Image of earliest known writings of Charlotte Brontë (Bonnell 78) © Brontë Parsonage Museum
The British Library website includes resources and step by step tutorials to help you.
Story stones are a wonderful way of encouraging retelling and summarising. You can challenge children to paint a scene on a pebble which sums up the book they have been reading, or you can challenge them to paint multiple pebbles with different scenes or elements of the story, such as a character or setting. You could even use your completed stones as part of a community story hunt. Once decorated, children could choose a place to leave them, with everyone encouraged to find the stones and record their location.
The Masked Reader
The popularity of The Masked Singer has spawned a new trend called The Masked Reader. Perfect for virtual World Book Day sessions, this takes the idea of the ‘secret reader’ and uses masks, sound effects and filters to disguise the person reading to the class. Children not only get to enjoy being read to, but also have the added excitement of guessing the masked reader’s identity!
Vegetable Book Characters
Since Supertato was published, more and more schools are encouraging children to choose their favourite book character to ‘dress up’ in vegetable form.
Potato Book Character, Thornton in Craven Community Primary School
You could even take this one step further, and challenge children to create their own Arcimboldo inspired vegetable and fruit painting of a favourite character.
“Vertumnus” by Giuseppe Arcimboldo. Skokloster Castle, Skokloster, Sweden
As always, the World Book Day website has a raft of resources for you to pick up and use. This year the resources focus on their Author and Illustrator Academy.
The website includes fantastic videos from a wide range of authors and illustrators, giving masterclasses and top tips for budding authors. These resources would be a wonderful way of linking reading to writing on World Book Day and in your wider English teaching.
There are other amazing resources out there. Our friends at Pobble have created a fantastic poster showcasing 25 book-loving activities to do without a screen.
As always, generous children’s authors are filling the internet with free resources and video messages. Sophie Anderson, S.F. Said, Joseph Coelho and Abi Elphinstone are just some of the authors who have filmed videos. Sophie and Gavin Hetherington have also been organising an amazing video featuring 150 authors, coming soon!
Sharing these videos with children is a fantastic way of them delving deeper into texts, and ultimately, connecting the books they read with the authors who write them, and who knows, maybe inspiring them to become an author themselves. After World Book Day is over, why not keep up momentum by booking a virtual author visit?

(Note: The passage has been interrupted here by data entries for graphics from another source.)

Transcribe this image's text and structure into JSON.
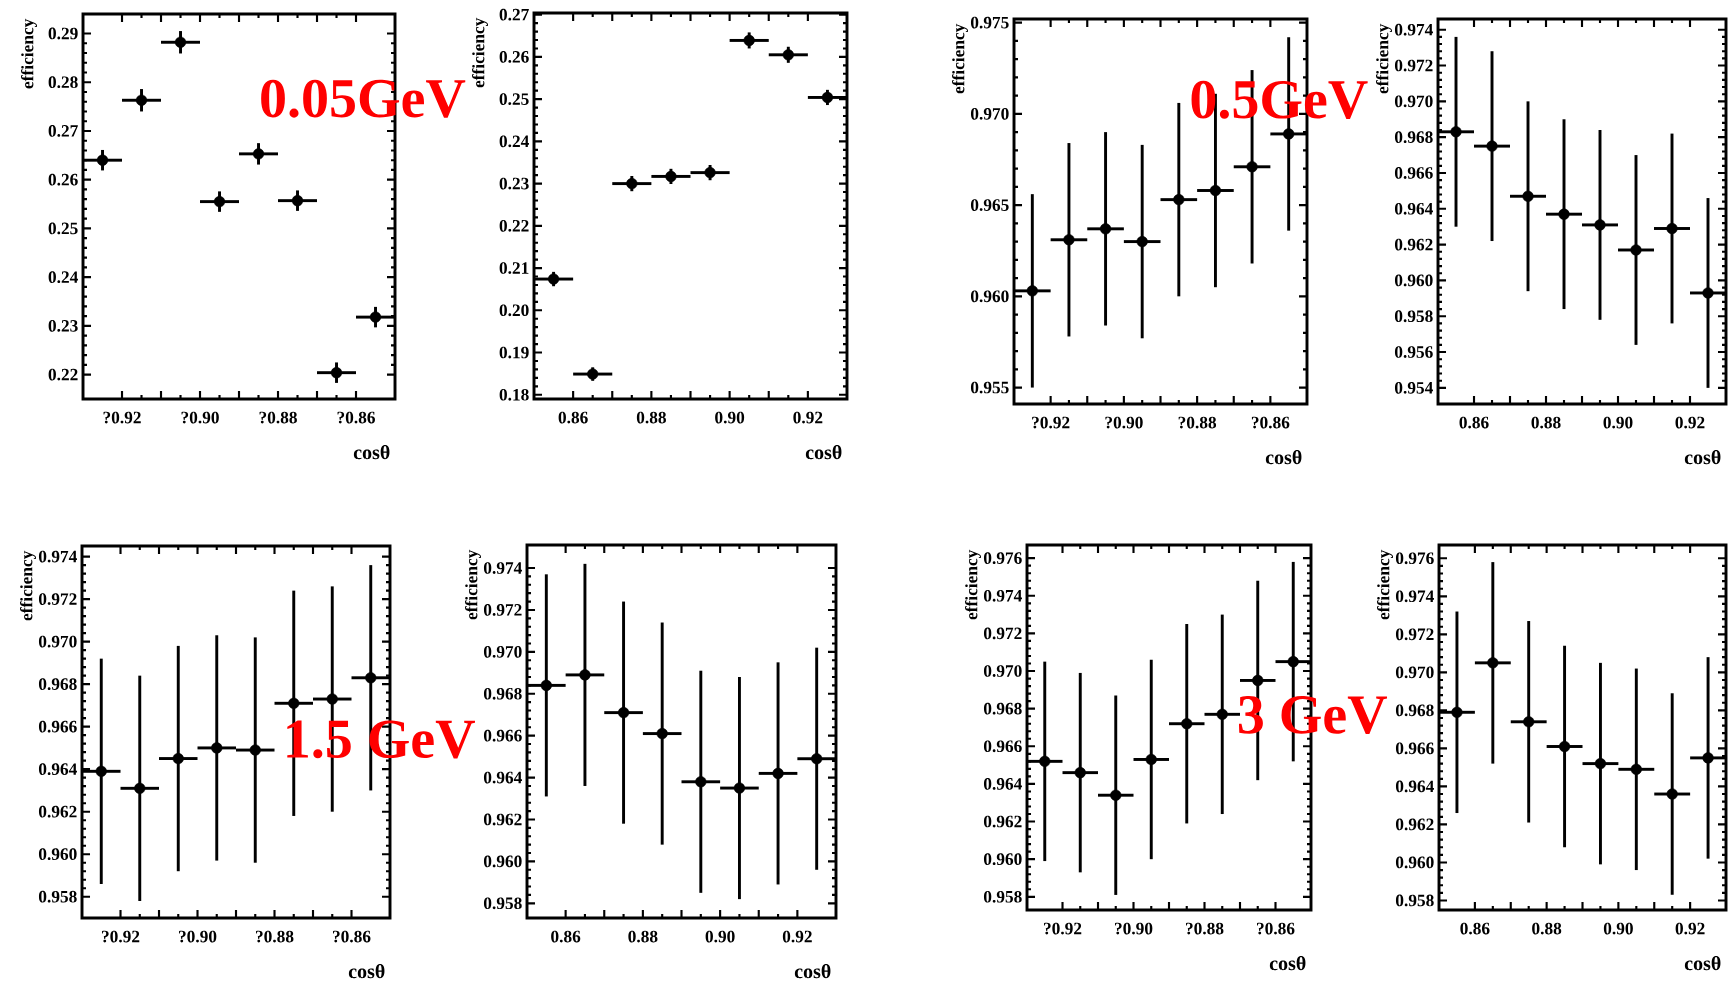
{
  "chart_data": [
    {
      "type": "scatter",
      "color": "#000000",
      "marker": "circle",
      "xlabel": "cosθ",
      "ylabel": "efficiency",
      "annotations": [
        "0.05GeV"
      ],
      "x": [
        -0.925,
        -0.915,
        -0.905,
        -0.895,
        -0.885,
        -0.875,
        -0.865,
        -0.855
      ],
      "values": [
        0.264,
        0.2763,
        0.2882,
        0.2555,
        0.2653,
        0.2557,
        0.2204,
        0.2318
      ],
      "errors": [
        0.0021,
        0.0023,
        0.0023,
        0.0021,
        0.0022,
        0.0021,
        0.0021,
        0.0021
      ],
      "xerrors": [
        0.005,
        0.005,
        0.005,
        0.005,
        0.005,
        0.005,
        0.005,
        0.005
      ],
      "xlim": [
        -0.93,
        -0.85
      ],
      "ylim": [
        0.215,
        0.294
      ],
      "xticks": [
        {
          "value": -0.92,
          "label": "?0.92"
        },
        {
          "value": -0.91,
          "label": null
        },
        {
          "value": -0.9,
          "label": "?0.90"
        },
        {
          "value": -0.89,
          "label": null
        },
        {
          "value": -0.88,
          "label": "?0.88"
        },
        {
          "value": -0.87,
          "label": null
        },
        {
          "value": -0.86,
          "label": "?0.86"
        }
      ],
      "yticks": [
        {
          "value": 0.22,
          "label": "0.22"
        },
        {
          "value": 0.23,
          "label": "0.23"
        },
        {
          "value": 0.24,
          "label": "0.24"
        },
        {
          "value": 0.25,
          "label": "0.25"
        },
        {
          "value": 0.26,
          "label": "0.26"
        },
        {
          "value": 0.27,
          "label": "0.27"
        },
        {
          "value": 0.28,
          "label": "0.28"
        },
        {
          "value": 0.29,
          "label": "0.29"
        }
      ]
    },
    {
      "type": "scatter",
      "color": "#000000",
      "marker": "circle",
      "xlabel": "cosθ",
      "ylabel": "efficiency",
      "x": [
        0.855,
        0.865,
        0.875,
        0.885,
        0.895,
        0.905,
        0.915,
        0.925
      ],
      "values": [
        0.2074,
        0.1849,
        0.23,
        0.2317,
        0.2326,
        0.2639,
        0.2605,
        0.2504
      ],
      "errors": [
        0.0017,
        0.0016,
        0.0018,
        0.0018,
        0.0018,
        0.0019,
        0.0019,
        0.0018
      ],
      "xerrors": [
        0.005,
        0.005,
        0.005,
        0.005,
        0.005,
        0.005,
        0.005,
        0.005
      ],
      "xlim": [
        0.85,
        0.93
      ],
      "ylim": [
        0.179,
        0.2704
      ],
      "xticks": [
        {
          "value": 0.86,
          "label": "0.86"
        },
        {
          "value": 0.87,
          "label": null
        },
        {
          "value": 0.88,
          "label": "0.88"
        },
        {
          "value": 0.89,
          "label": null
        },
        {
          "value": 0.9,
          "label": "0.90"
        },
        {
          "value": 0.91,
          "label": null
        },
        {
          "value": 0.92,
          "label": "0.92"
        }
      ],
      "yticks": [
        {
          "value": 0.18,
          "label": "0.18"
        },
        {
          "value": 0.19,
          "label": "0.19"
        },
        {
          "value": 0.2,
          "label": "0.20"
        },
        {
          "value": 0.21,
          "label": "0.21"
        },
        {
          "value": 0.22,
          "label": "0.22"
        },
        {
          "value": 0.23,
          "label": "0.23"
        },
        {
          "value": 0.24,
          "label": "0.24"
        },
        {
          "value": 0.25,
          "label": "0.25"
        },
        {
          "value": 0.26,
          "label": "0.26"
        },
        {
          "value": 0.27,
          "label": "0.27"
        }
      ]
    },
    {
      "type": "scatter",
      "color": "#000000",
      "marker": "circle",
      "xlabel": "cosθ",
      "ylabel": "efficiency",
      "annotations": [
        "0.5GeV"
      ],
      "x": [
        -0.925,
        -0.915,
        -0.905,
        -0.895,
        -0.885,
        -0.875,
        -0.865,
        -0.855
      ],
      "values": [
        0.9603,
        0.9631,
        0.9637,
        0.963,
        0.9653,
        0.9658,
        0.9671,
        0.9689
      ],
      "errors": [
        0.0053,
        0.0053,
        0.0053,
        0.0053,
        0.0053,
        0.0053,
        0.0053,
        0.0053
      ],
      "xerrors": [
        0.005,
        0.005,
        0.005,
        0.005,
        0.005,
        0.005,
        0.005,
        0.005
      ],
      "xlim": [
        -0.93,
        -0.85
      ],
      "ylim": [
        0.9541,
        0.9752
      ],
      "xticks": [
        {
          "value": -0.92,
          "label": "?0.92"
        },
        {
          "value": -0.91,
          "label": null
        },
        {
          "value": -0.9,
          "label": "?0.90"
        },
        {
          "value": -0.89,
          "label": null
        },
        {
          "value": -0.88,
          "label": "?0.88"
        },
        {
          "value": -0.87,
          "label": null
        },
        {
          "value": -0.86,
          "label": "?0.86"
        }
      ],
      "yticks": [
        {
          "value": 0.955,
          "label": "0.955"
        },
        {
          "value": 0.96,
          "label": "0.960"
        },
        {
          "value": 0.965,
          "label": "0.965"
        },
        {
          "value": 0.97,
          "label": "0.970"
        },
        {
          "value": 0.975,
          "label": "0.975"
        }
      ]
    },
    {
      "type": "scatter",
      "color": "#000000",
      "marker": "circle",
      "xlabel": "cosθ",
      "ylabel": "efficiency",
      "x": [
        0.855,
        0.865,
        0.875,
        0.885,
        0.895,
        0.905,
        0.915,
        0.925
      ],
      "values": [
        0.9683,
        0.9675,
        0.9647,
        0.9637,
        0.9631,
        0.9617,
        0.9629,
        0.9593
      ],
      "errors": [
        0.0053,
        0.0053,
        0.0053,
        0.0053,
        0.0053,
        0.0053,
        0.0053,
        0.0053
      ],
      "xerrors": [
        0.005,
        0.005,
        0.005,
        0.005,
        0.005,
        0.005,
        0.005,
        0.005
      ],
      "xlim": [
        0.85,
        0.93
      ],
      "ylim": [
        0.9531,
        0.9746
      ],
      "xticks": [
        {
          "value": 0.86,
          "label": "0.86"
        },
        {
          "value": 0.87,
          "label": null
        },
        {
          "value": 0.88,
          "label": "0.88"
        },
        {
          "value": 0.89,
          "label": null
        },
        {
          "value": 0.9,
          "label": "0.90"
        },
        {
          "value": 0.91,
          "label": null
        },
        {
          "value": 0.92,
          "label": "0.92"
        }
      ],
      "yticks": [
        {
          "value": 0.954,
          "label": "0.954"
        },
        {
          "value": 0.956,
          "label": "0.956"
        },
        {
          "value": 0.958,
          "label": "0.958"
        },
        {
          "value": 0.96,
          "label": "0.960"
        },
        {
          "value": 0.962,
          "label": "0.962"
        },
        {
          "value": 0.964,
          "label": "0.964"
        },
        {
          "value": 0.966,
          "label": "0.966"
        },
        {
          "value": 0.968,
          "label": "0.968"
        },
        {
          "value": 0.97,
          "label": "0.970"
        },
        {
          "value": 0.972,
          "label": "0.972"
        },
        {
          "value": 0.974,
          "label": "0.974"
        }
      ]
    },
    {
      "type": "scatter",
      "color": "#000000",
      "marker": "circle",
      "xlabel": "cosθ",
      "ylabel": "efficiency",
      "annotations": [
        "1.5 GeV"
      ],
      "x": [
        -0.925,
        -0.915,
        -0.905,
        -0.895,
        -0.885,
        -0.875,
        -0.865,
        -0.855
      ],
      "values": [
        0.9639,
        0.9631,
        0.9645,
        0.965,
        0.9649,
        0.9671,
        0.9673,
        0.9683
      ],
      "errors": [
        0.0053,
        0.0053,
        0.0053,
        0.0053,
        0.0053,
        0.0053,
        0.0053,
        0.0053
      ],
      "xerrors": [
        0.005,
        0.005,
        0.005,
        0.005,
        0.005,
        0.005,
        0.005,
        0.005
      ],
      "xlim": [
        -0.93,
        -0.85
      ],
      "ylim": [
        0.957,
        0.9745
      ],
      "xticks": [
        {
          "value": -0.92,
          "label": "?0.92"
        },
        {
          "value": -0.91,
          "label": null
        },
        {
          "value": -0.9,
          "label": "?0.90"
        },
        {
          "value": -0.89,
          "label": null
        },
        {
          "value": -0.88,
          "label": "?0.88"
        },
        {
          "value": -0.87,
          "label": null
        },
        {
          "value": -0.86,
          "label": "?0.86"
        }
      ],
      "yticks": [
        {
          "value": 0.958,
          "label": "0.958"
        },
        {
          "value": 0.96,
          "label": "0.960"
        },
        {
          "value": 0.962,
          "label": "0.962"
        },
        {
          "value": 0.964,
          "label": "0.964"
        },
        {
          "value": 0.966,
          "label": "0.966"
        },
        {
          "value": 0.968,
          "label": "0.968"
        },
        {
          "value": 0.97,
          "label": "0.970"
        },
        {
          "value": 0.972,
          "label": "0.972"
        },
        {
          "value": 0.974,
          "label": "0.974"
        }
      ]
    },
    {
      "type": "scatter",
      "color": "#000000",
      "marker": "circle",
      "xlabel": "cosθ",
      "ylabel": "efficiency",
      "x": [
        0.855,
        0.865,
        0.875,
        0.885,
        0.895,
        0.905,
        0.915,
        0.925
      ],
      "values": [
        0.9684,
        0.9689,
        0.9671,
        0.9661,
        0.9638,
        0.9635,
        0.9642,
        0.9649
      ],
      "errors": [
        0.0053,
        0.0053,
        0.0053,
        0.0053,
        0.0053,
        0.0053,
        0.0053,
        0.0053
      ],
      "xerrors": [
        0.005,
        0.005,
        0.005,
        0.005,
        0.005,
        0.005,
        0.005,
        0.005
      ],
      "xlim": [
        0.85,
        0.93
      ],
      "ylim": [
        0.9573,
        0.9751
      ],
      "xticks": [
        {
          "value": 0.86,
          "label": "0.86"
        },
        {
          "value": 0.87,
          "label": null
        },
        {
          "value": 0.88,
          "label": "0.88"
        },
        {
          "value": 0.89,
          "label": null
        },
        {
          "value": 0.9,
          "label": "0.90"
        },
        {
          "value": 0.91,
          "label": null
        },
        {
          "value": 0.92,
          "label": "0.92"
        }
      ],
      "yticks": [
        {
          "value": 0.958,
          "label": "0.958"
        },
        {
          "value": 0.96,
          "label": "0.960"
        },
        {
          "value": 0.962,
          "label": "0.962"
        },
        {
          "value": 0.964,
          "label": "0.964"
        },
        {
          "value": 0.966,
          "label": "0.966"
        },
        {
          "value": 0.968,
          "label": "0.968"
        },
        {
          "value": 0.97,
          "label": "0.970"
        },
        {
          "value": 0.972,
          "label": "0.972"
        },
        {
          "value": 0.974,
          "label": "0.974"
        }
      ]
    },
    {
      "type": "scatter",
      "color": "#000000",
      "marker": "circle",
      "xlabel": "cosθ",
      "ylabel": "efficiency",
      "annotations": [
        "3 GeV"
      ],
      "x": [
        -0.925,
        -0.915,
        -0.905,
        -0.895,
        -0.885,
        -0.875,
        -0.865,
        -0.855
      ],
      "values": [
        0.9652,
        0.9646,
        0.9634,
        0.9653,
        0.9672,
        0.9677,
        0.9695,
        0.9705
      ],
      "errors": [
        0.0053,
        0.0053,
        0.0053,
        0.0053,
        0.0053,
        0.0053,
        0.0053,
        0.0053
      ],
      "xerrors": [
        0.005,
        0.005,
        0.005,
        0.005,
        0.005,
        0.005,
        0.005,
        0.005
      ],
      "xlim": [
        -0.93,
        -0.85
      ],
      "ylim": [
        0.9573,
        0.9767
      ],
      "xticks": [
        {
          "value": -0.92,
          "label": "?0.92"
        },
        {
          "value": -0.91,
          "label": null
        },
        {
          "value": -0.9,
          "label": "?0.90"
        },
        {
          "value": -0.89,
          "label": null
        },
        {
          "value": -0.88,
          "label": "?0.88"
        },
        {
          "value": -0.87,
          "label": null
        },
        {
          "value": -0.86,
          "label": "?0.86"
        }
      ],
      "yticks": [
        {
          "value": 0.958,
          "label": "0.958"
        },
        {
          "value": 0.96,
          "label": "0.960"
        },
        {
          "value": 0.962,
          "label": "0.962"
        },
        {
          "value": 0.964,
          "label": "0.964"
        },
        {
          "value": 0.966,
          "label": "0.966"
        },
        {
          "value": 0.968,
          "label": "0.968"
        },
        {
          "value": 0.97,
          "label": "0.970"
        },
        {
          "value": 0.972,
          "label": "0.972"
        },
        {
          "value": 0.974,
          "label": "0.974"
        },
        {
          "value": 0.976,
          "label": "0.976"
        }
      ]
    },
    {
      "type": "scatter",
      "color": "#000000",
      "marker": "circle",
      "xlabel": "cosθ",
      "ylabel": "efficiency",
      "x": [
        0.855,
        0.865,
        0.875,
        0.885,
        0.895,
        0.905,
        0.915,
        0.925
      ],
      "values": [
        0.9679,
        0.9705,
        0.9674,
        0.9661,
        0.9652,
        0.9649,
        0.9636,
        0.9655
      ],
      "errors": [
        0.0053,
        0.0053,
        0.0053,
        0.0053,
        0.0053,
        0.0053,
        0.0053,
        0.0053
      ],
      "xerrors": [
        0.005,
        0.005,
        0.005,
        0.005,
        0.005,
        0.005,
        0.005,
        0.005
      ],
      "xlim": [
        0.85,
        0.93
      ],
      "ylim": [
        0.9575,
        0.9767
      ],
      "xticks": [
        {
          "value": 0.86,
          "label": "0.86"
        },
        {
          "value": 0.87,
          "label": null
        },
        {
          "value": 0.88,
          "label": "0.88"
        },
        {
          "value": 0.89,
          "label": null
        },
        {
          "value": 0.9,
          "label": "0.90"
        },
        {
          "value": 0.91,
          "label": null
        },
        {
          "value": 0.92,
          "label": "0.92"
        }
      ],
      "yticks": [
        {
          "value": 0.958,
          "label": "0.958"
        },
        {
          "value": 0.96,
          "label": "0.960"
        },
        {
          "value": 0.962,
          "label": "0.962"
        },
        {
          "value": 0.964,
          "label": "0.964"
        },
        {
          "value": 0.966,
          "label": "0.966"
        },
        {
          "value": 0.968,
          "label": "0.968"
        },
        {
          "value": 0.97,
          "label": "0.970"
        },
        {
          "value": 0.972,
          "label": "0.972"
        },
        {
          "value": 0.974,
          "label": "0.974"
        },
        {
          "value": 0.976,
          "label": "0.976"
        }
      ]
    }
  ]
}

The One Education Reading Award is full to the brim of resources to support you develop reading for pleasure in your school. The Reading Award supports you to enhance your whole school reading provision to build engagement and help children to become resilient readers who love reading.
With over 250 resources, including this Reading for Pleasure Ideas Bank, plus research-led accreditation criteria and expert support, the Reading Award is a fantastic way to prioritise reading in your setting. If you would like more information about the Reading Award, please contact me at email@example.com.
We know that Reading is a huge priority for many schools at the moment. With that in mind, we are running our popular Early Reading and Phonics in A Reading Rich Curriculum course on the 5th March and 29th April. This two-day online course will explore the importance of early reading and phonics in a ‘Reading Rich’ curriculum that values the importance of reading as a crucial life skill. It will explore key subject knowledge and a wide range of strategies for early reading across every area of the curriculum, including a key focus on reading for pleasure. To book your place please visit our Training Courses page.
But, as always, the most important way to celebrate World Book Day is to read books! Read, read and read some more! Make sure your pupils see you read and give them as many chances to read as possible. Books aren’t just for World Book Day, we need to celebrate them every day!